Le occasioni perdute e la speranza del quarto capitalismo (di R. Gianola)
Le privatizzazioni industriali sono state un fallimento quasi totale della grande imprenditoria. Intanto abbiamo perso eccellenze come Parmalat. Solo i colossi pubblici resistono. E poche multinazionali tascabili. È ora di pensare a una politica industriale per il sistema-Italia
All’inizio del nuovo millennio scoppiò in Italia una polemica, che durò a lungo, sullo stato del nostro capitalismo, sulle condizioni della grande industria. Nell’epoca del berlusconismo trionfante si aprì una discussione innestata da un’analisi della Cgil che parlava di “declino” del nostro sistema economico a causa delle scelte delle imprese che privilegiavano un modello “basso” di sviluppo, con scarsi investimenti, poca innovazione, riduzione dei diritti dei lavoratori e compressione dei salari. Era la stagione della profonda crisi della Fiat e di alcune importanti privatizzazioni di gruppi industriali pubblici che invece di dare nuova forza alla crescita e all’ammodernamento del sistema produttivo portarono al fallimento di ambiziosi progetti.

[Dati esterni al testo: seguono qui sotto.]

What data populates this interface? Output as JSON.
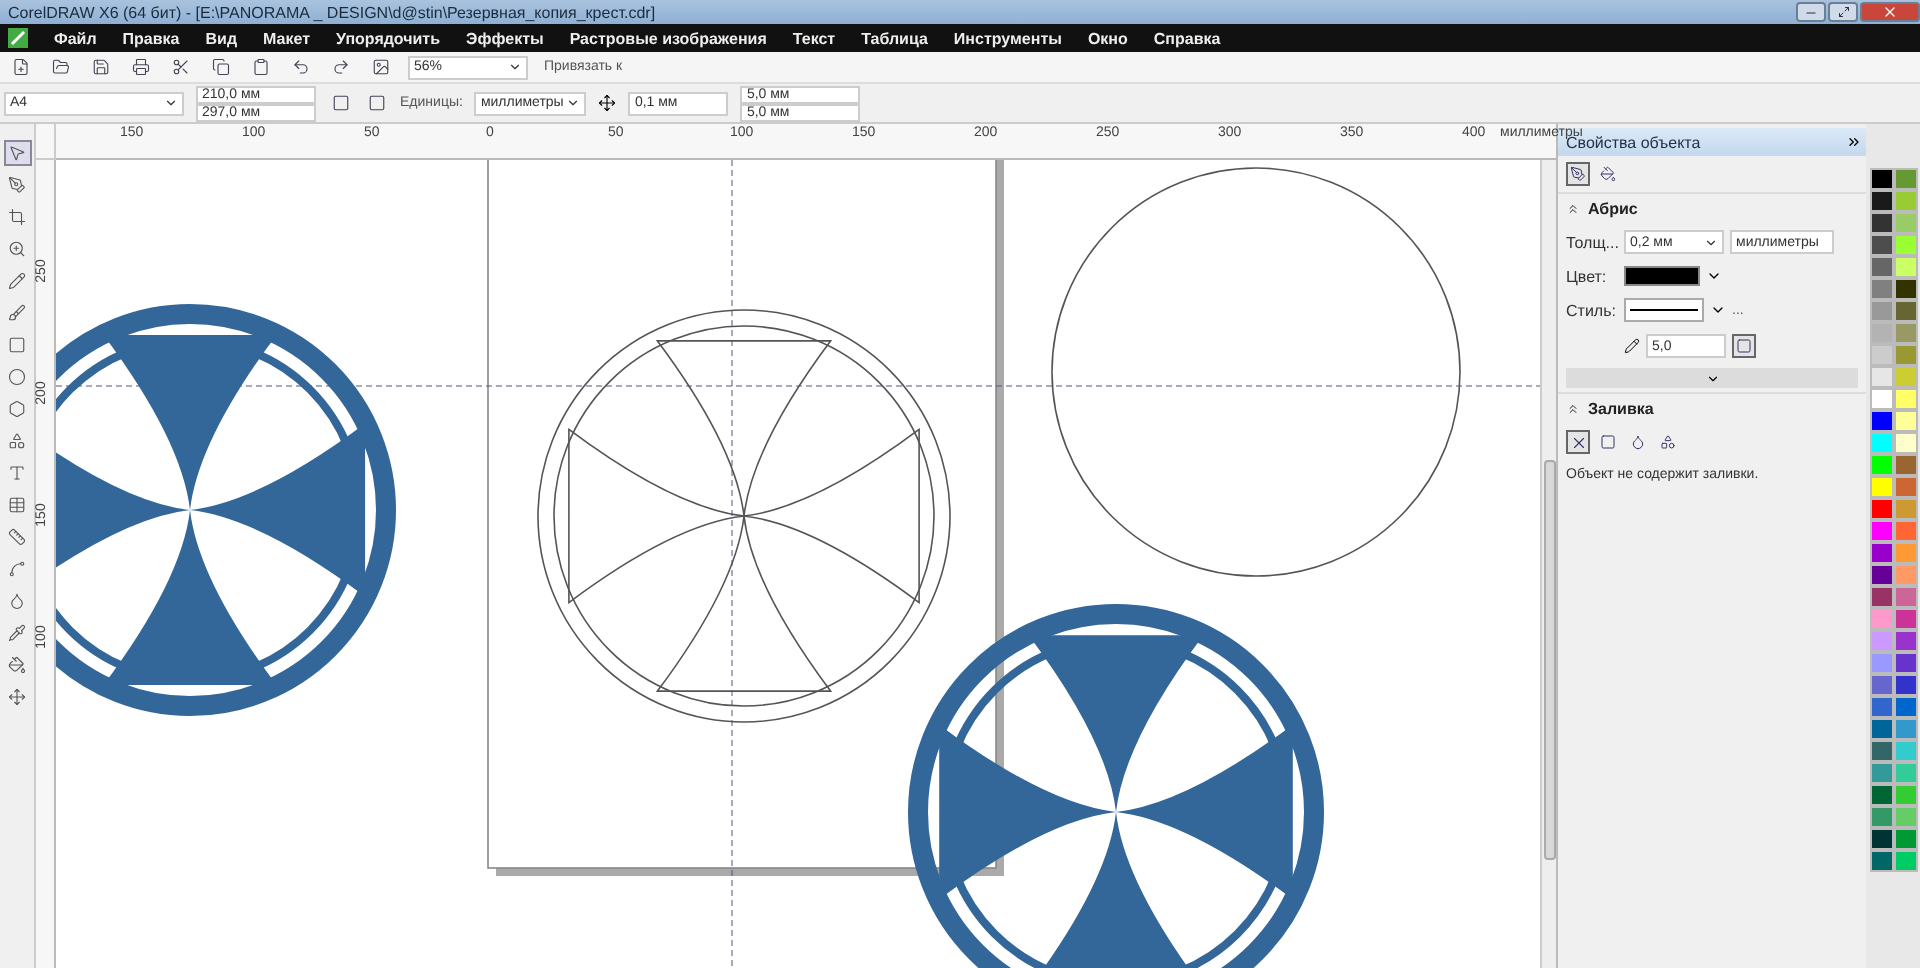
{
  "window": {
    "title": "CorelDRAW X6 (64 бит) - [E:\\PANORAMA _ DESIGN\\d@stin\\Резервная_копия_крест.cdr]"
  },
  "menu": [
    "Файл",
    "Правка",
    "Вид",
    "Макет",
    "Упорядочить",
    "Эффекты",
    "Растровые изображения",
    "Текст",
    "Таблица",
    "Инструменты",
    "Окно",
    "Справка"
  ],
  "toolbar": {
    "zoom": "56%",
    "snap": "Привязать к"
  },
  "property_bar": {
    "page_size": "A4",
    "width": "210,0 мм",
    "height": "297,0 мм",
    "units_label": "Единицы:",
    "units": "миллиметры",
    "nudge": "0,1 мм",
    "dup_x": "5,0 мм",
    "dup_y": "5,0 мм"
  },
  "h_ruler": {
    "labels": [
      "150",
      "100",
      "50",
      "0",
      "50",
      "100",
      "150",
      "200",
      "250",
      "300",
      "350",
      "400"
    ],
    "unit": "миллиметры"
  },
  "v_ruler": {
    "labels": [
      "250",
      "200",
      "150",
      "100"
    ]
  },
  "docker": {
    "title": "Свойства объекта",
    "outline": {
      "title": "Абрис",
      "width_label": "Толщ...",
      "width": "0,2 мм",
      "units": "миллиметры",
      "color_label": "Цвет:",
      "style_label": "Стиль:",
      "more": "...",
      "miter": "5,0"
    },
    "fill": {
      "title": "Заливка",
      "message": "Объект не содержит заливки."
    }
  },
  "palette": [
    {
      "color": "#000000"
    },
    {
      "color": "#1a1a1a"
    },
    {
      "color": "#333333"
    },
    {
      "color": "#4d4d4d"
    },
    {
      "color": "#666666"
    },
    {
      "color": "#808080"
    },
    {
      "color": "#999999"
    },
    {
      "color": "#b3b3b3"
    },
    {
      "color": "#cccccc"
    },
    {
      "color": "#e6e6e6"
    },
    {
      "color": "#ffffff"
    },
    {
      "color": "#0000ff"
    },
    {
      "color": "#00ffff"
    },
    {
      "color": "#00ff00"
    },
    {
      "color": "#ffff00"
    },
    {
      "color": "#ff0000"
    },
    {
      "color": "#ff00ff"
    },
    {
      "color": "#9900cc"
    },
    {
      "color": "#660099"
    },
    {
      "color": "#993366"
    },
    {
      "color": "#ff99cc"
    },
    {
      "color": "#cc99ff"
    },
    {
      "color": "#9999ff"
    },
    {
      "color": "#6666cc"
    },
    {
      "color": "#3366cc"
    },
    {
      "color": "#006699"
    },
    {
      "color": "#336666"
    },
    {
      "color": "#339999"
    },
    {
      "color": "#006633"
    },
    {
      "color": "#339966"
    },
    {
      "color": "#003333"
    },
    {
      "color": "#006666"
    },
    {
      "color": "#669933"
    },
    {
      "color": "#99cc33"
    },
    {
      "color": "#99cc66"
    },
    {
      "color": "#99ff33"
    },
    {
      "color": "#ccff66"
    },
    {
      "color": "#333300"
    },
    {
      "color": "#666633"
    },
    {
      "color": "#999966"
    },
    {
      "color": "#999933"
    },
    {
      "color": "#cccc33"
    },
    {
      "color": "#ffff66"
    },
    {
      "color": "#ffff99"
    },
    {
      "color": "#ffffcc"
    },
    {
      "color": "#996633"
    },
    {
      "color": "#cc6633"
    },
    {
      "color": "#cc9933"
    },
    {
      "color": "#ff6633"
    },
    {
      "color": "#ff9933"
    },
    {
      "color": "#ff9966"
    },
    {
      "color": "#cc6699"
    },
    {
      "color": "#cc3399"
    },
    {
      "color": "#9933cc"
    },
    {
      "color": "#6633cc"
    },
    {
      "color": "#3333cc"
    },
    {
      "color": "#0066cc"
    },
    {
      "color": "#3399cc"
    },
    {
      "color": "#33cccc"
    },
    {
      "color": "#33cc99"
    },
    {
      "color": "#33cc33"
    },
    {
      "color": "#66cc66"
    },
    {
      "color": "#009933"
    },
    {
      "color": "#00cc66"
    }
  ]
}
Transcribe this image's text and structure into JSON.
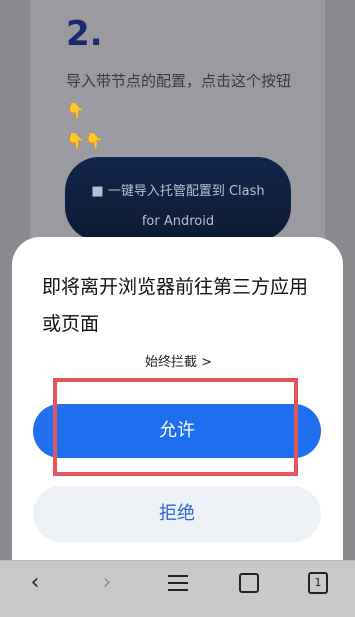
{
  "background_page": {
    "step_number": "2.",
    "step_text": "导入带节点的配置，点击这个按钮",
    "hand_emoji_1": "👇",
    "hand_emoji_2": "👇👇",
    "import_button_line1": "一键导入托管配置到 Clash",
    "import_button_line2": "for Android",
    "import_icon": "android-icon"
  },
  "dialog": {
    "title": "即将离开浏览器前往第三方应用或页面",
    "always_block_label": "始终拦截 >",
    "allow_label": "允许",
    "deny_label": "拒绝",
    "colors": {
      "allow_bg": "#1f6ff0",
      "deny_bg": "#eef1f6",
      "deny_text": "#2a67d6",
      "highlight": "#e3575c"
    }
  },
  "bottom_bar": {
    "back_icon": "back-chevron-icon",
    "forward_icon": "forward-chevron-icon",
    "menu_icon": "menu-icon",
    "home_icon": "home-square-icon",
    "tabs_count": "1"
  }
}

Nel 1997 lo Stato lasciò il gruppo Telecom al mercato e a un “nocciolino duro” di azionisti privati capeggiati dalla famiglia Agnelli che, tuttavia, non compresero il valore di un’impresa straordinaria. Seguì la scalata dei capitali di provincia guidati dalla vecchia Olivetti, poi toccò alla Pirelli e ai Benetton, quindi agli spagnoli di Telefonica e alla francese Vivendi. Oggi il governo decide di riprendere, e paga, la rete strategica di telecomunicazioni in alleanza con il fondo americano KKR. La famiglia Benetton prese dalla mano pubblica la società Autostrade incassando poi miliardi di dividendi fino alla strage del Ponte Morandi e finendo nel “merdaio” (citazione di Alessandro Benetton, intercettato nell’inchiesta di Genova) di una gestione delinquenziale. Lo Stato ha ricomprato Autostrade e i Benetton contano i miliardi e fanno i maglioncini. Tra le perle delle privatizzazioni industriali va ricordata quella della siderurgia: Emilio Riva rilevò l’Ilva con una trattativa privata con lo Stato. “È come se un topolino mangiasse un elefante”, si disse allora. E, infatti, scappato Riva con il malloppo e senza aver bonificato nulla, subentrato il gigante Arcelor-Mittal, ora siamo sulla soglia della chiusura se il denaro pubblico non farà da salvatore. Le privatizzazioni industriali sono state un fallimento quasi totale della grande imprenditoria privata (solo la cessione della Dalmine al gruppo Rocca ha prodotto risultati apprezzabili) e, in aggiunta, ci siamo lasciati sfilare eccellenze come Parmalat salvata e risanata, con 2 miliardi di liquidità in cassa, finita ai francesi di Lactalis, fin troppo riservati.
Negli ultimi trent’anni, tuttavia, l’Italia industriale si è difesa grazie alla solidità di alcuni gruppi pubblici (Eni, Enel, Terna, Fincantieri, Leonardo, STMicroelectronics) e per il ruolo sempre più rilevante delle piccole-medie imprese, dei distretti industriali, cioè di quei territori socialmente ed economicamente omogenei nei quali aziende famigliari, spesso di piccole dimensioni, con pochi capitali, creano e producono beni di qualità, integrando produzione e fornitori. Anche la concorrenza di nuovi protagonisti internazionali come Cina, Vietnam o India, pur creando difficoltà, ha accentuato l’attitudine competitiva di queste imprese né grandi né piccole, tantomeno pubbliche, espressione di quello che viene chiamato il quarto capitalismo. Questa metamorfosi offre una prospettiva diversa, tanto che se oggi siamo ancora la seconda manifattura in Europa dopo la Germania lo dobbiamo ai distretti e a queste originali imprese che riescono a farsi strada in un contesto difficile.
In questi anni si sono affermate alcune multinazionali tascabili come Mapei (prodotti per l’edilizia) e Brembo (freni), altre aziende di successo come Primaindustrie (tecnologie laser), Ima (macchine per il confezionamento), Dompè (biotecnologie) e Dallara (carrozzerie in carbonio). Ma ce ne sono altre partite nei distretti a testimonianza della vitalità e della vocazione industriale di questo capitalismo di territorio. Certo bisognerebbe trovare il modo di spingere il sistema-Italia, dal governo fino alla scuola passando dalla burocrazia, a mantenere in piena attività il motore dell’economia, magari tornando a pensare a una vera politica industriale, a intervenire per non perdere imprese, interessi, lavoro.